Argentine President Cristina Kirchner, who continued to toss verbal grenades at the bondholders and a Manhattan judge even after the US Supreme Court on Monday brushed aside her legal move, quickly changed her tune after the judge said her latest proposal would violate his order.
On Monday and Tuesday nights, Argentine officials, including Kirchner, hinted they would seek to get around paying the holdout bondholders, led by hedge fund mogul Paul Singer, by having new bonds issued outside the US.
That seemed to be the last straw for a peeved Judge Thomas Griesa.
“You can talk about negotiating, but as a judge what I want is a legal mechanism to prevent another situation where Argentina can simply laugh off a judgment,” Griesa said, referring to the decade Argentina has spent refusing to pay what it owes some of its creditors.
The new restructuring plan gained some momentum this week when the high court denied Argentina’s appeal of Griesa’s orders.
Griesa had ruled that the country must pay Singer and his allies roughly $1.5 billion — owed on bonds the country defaulted on 13 years ago — when it pays some 93 percent of bondholders who agreed to an exchange offer.
Those bondholders accepted 25 to 35 cents on the dollar, while the holdouts like Singer wanted 100 percent, plus interest.
Following the high court ruling, Kirchner and Economy Minister Axel Kicillof indicated the embattled country was moving forward with plans to set up a new exchange of bonds so that the majority bondholders — who now own about $30 billion — would get their semi-annual payouts outside the reach of US courts.
“The president’s speech is a problem,” said Griesa in a hastily called hearing. “It would have been better had she not referred to holdout creditors as extortionists.”

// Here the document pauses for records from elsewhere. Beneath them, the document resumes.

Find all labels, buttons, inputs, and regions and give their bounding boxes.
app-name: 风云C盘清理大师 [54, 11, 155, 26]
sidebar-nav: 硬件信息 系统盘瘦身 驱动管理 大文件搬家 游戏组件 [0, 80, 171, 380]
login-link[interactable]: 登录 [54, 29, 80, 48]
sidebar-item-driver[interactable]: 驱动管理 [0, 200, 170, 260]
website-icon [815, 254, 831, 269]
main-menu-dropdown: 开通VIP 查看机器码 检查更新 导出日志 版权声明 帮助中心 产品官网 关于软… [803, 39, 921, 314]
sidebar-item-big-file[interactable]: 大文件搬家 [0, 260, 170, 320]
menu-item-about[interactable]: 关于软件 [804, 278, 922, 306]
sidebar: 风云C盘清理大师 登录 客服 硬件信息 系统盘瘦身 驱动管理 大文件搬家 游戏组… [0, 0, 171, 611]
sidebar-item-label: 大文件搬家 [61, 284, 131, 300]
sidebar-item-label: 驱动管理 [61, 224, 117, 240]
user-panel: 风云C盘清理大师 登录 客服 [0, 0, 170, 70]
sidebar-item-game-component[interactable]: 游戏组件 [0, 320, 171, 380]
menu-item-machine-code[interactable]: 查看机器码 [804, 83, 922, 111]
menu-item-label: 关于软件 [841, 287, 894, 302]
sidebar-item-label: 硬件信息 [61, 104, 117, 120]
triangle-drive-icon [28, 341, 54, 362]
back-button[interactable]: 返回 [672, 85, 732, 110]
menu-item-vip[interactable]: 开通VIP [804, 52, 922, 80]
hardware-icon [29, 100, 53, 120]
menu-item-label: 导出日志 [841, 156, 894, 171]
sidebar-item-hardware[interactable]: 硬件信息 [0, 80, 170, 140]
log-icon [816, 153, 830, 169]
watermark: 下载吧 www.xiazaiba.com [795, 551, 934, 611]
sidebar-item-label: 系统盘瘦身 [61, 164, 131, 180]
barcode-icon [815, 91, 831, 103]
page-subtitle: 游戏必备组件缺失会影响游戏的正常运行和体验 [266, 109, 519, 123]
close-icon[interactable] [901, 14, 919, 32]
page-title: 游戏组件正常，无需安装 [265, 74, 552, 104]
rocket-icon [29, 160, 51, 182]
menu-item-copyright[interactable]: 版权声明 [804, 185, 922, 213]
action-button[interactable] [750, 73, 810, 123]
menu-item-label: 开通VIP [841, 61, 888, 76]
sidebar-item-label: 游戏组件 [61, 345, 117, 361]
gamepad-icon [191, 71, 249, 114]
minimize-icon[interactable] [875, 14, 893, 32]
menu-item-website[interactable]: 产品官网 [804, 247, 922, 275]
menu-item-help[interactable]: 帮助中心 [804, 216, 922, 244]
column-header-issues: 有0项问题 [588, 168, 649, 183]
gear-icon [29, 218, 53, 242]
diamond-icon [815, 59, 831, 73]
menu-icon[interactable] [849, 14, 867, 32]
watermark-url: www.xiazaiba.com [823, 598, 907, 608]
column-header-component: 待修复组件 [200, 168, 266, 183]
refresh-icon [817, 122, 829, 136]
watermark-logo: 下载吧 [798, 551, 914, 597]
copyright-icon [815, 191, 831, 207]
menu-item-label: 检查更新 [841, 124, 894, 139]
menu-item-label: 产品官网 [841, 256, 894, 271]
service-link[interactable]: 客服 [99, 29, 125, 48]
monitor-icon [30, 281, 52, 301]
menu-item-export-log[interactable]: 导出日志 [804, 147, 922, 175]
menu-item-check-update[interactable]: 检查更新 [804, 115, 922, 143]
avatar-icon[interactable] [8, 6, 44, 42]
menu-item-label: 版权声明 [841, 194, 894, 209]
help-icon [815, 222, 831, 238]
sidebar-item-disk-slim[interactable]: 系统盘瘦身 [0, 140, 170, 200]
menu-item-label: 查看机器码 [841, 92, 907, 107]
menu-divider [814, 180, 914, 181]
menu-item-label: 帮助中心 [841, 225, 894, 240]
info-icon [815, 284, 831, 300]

While Argentina was discussing its new exchange plan in Buenos Aires, its lawyers were in a New York courtroom telling Griesa that the country’s government officials were coming to New York next week to negotiate with the holdouts prior to a June 30 payout.
Lawyers for the country also want to meet with Griesa, said Argentina lawyer Carmine Boccuzzi.
Argentina has said that holdouts would be able to collect a total of $15 billion under the court ruling, which Boccuzzi said would be a “calamity” for the country’s economy. Singer alone stands to collect $3 billion.
News of the willingness to negotiate cheered Argentina’s exchange bondholders, who have feared Argentina will default to avoid paying Singer.
The judge’s remarks, however, cast a pall over the prospect of negotiations.
“It’s not market friendly to have the judge mad at you,” said one Argentine debt analyst who attended the hearing.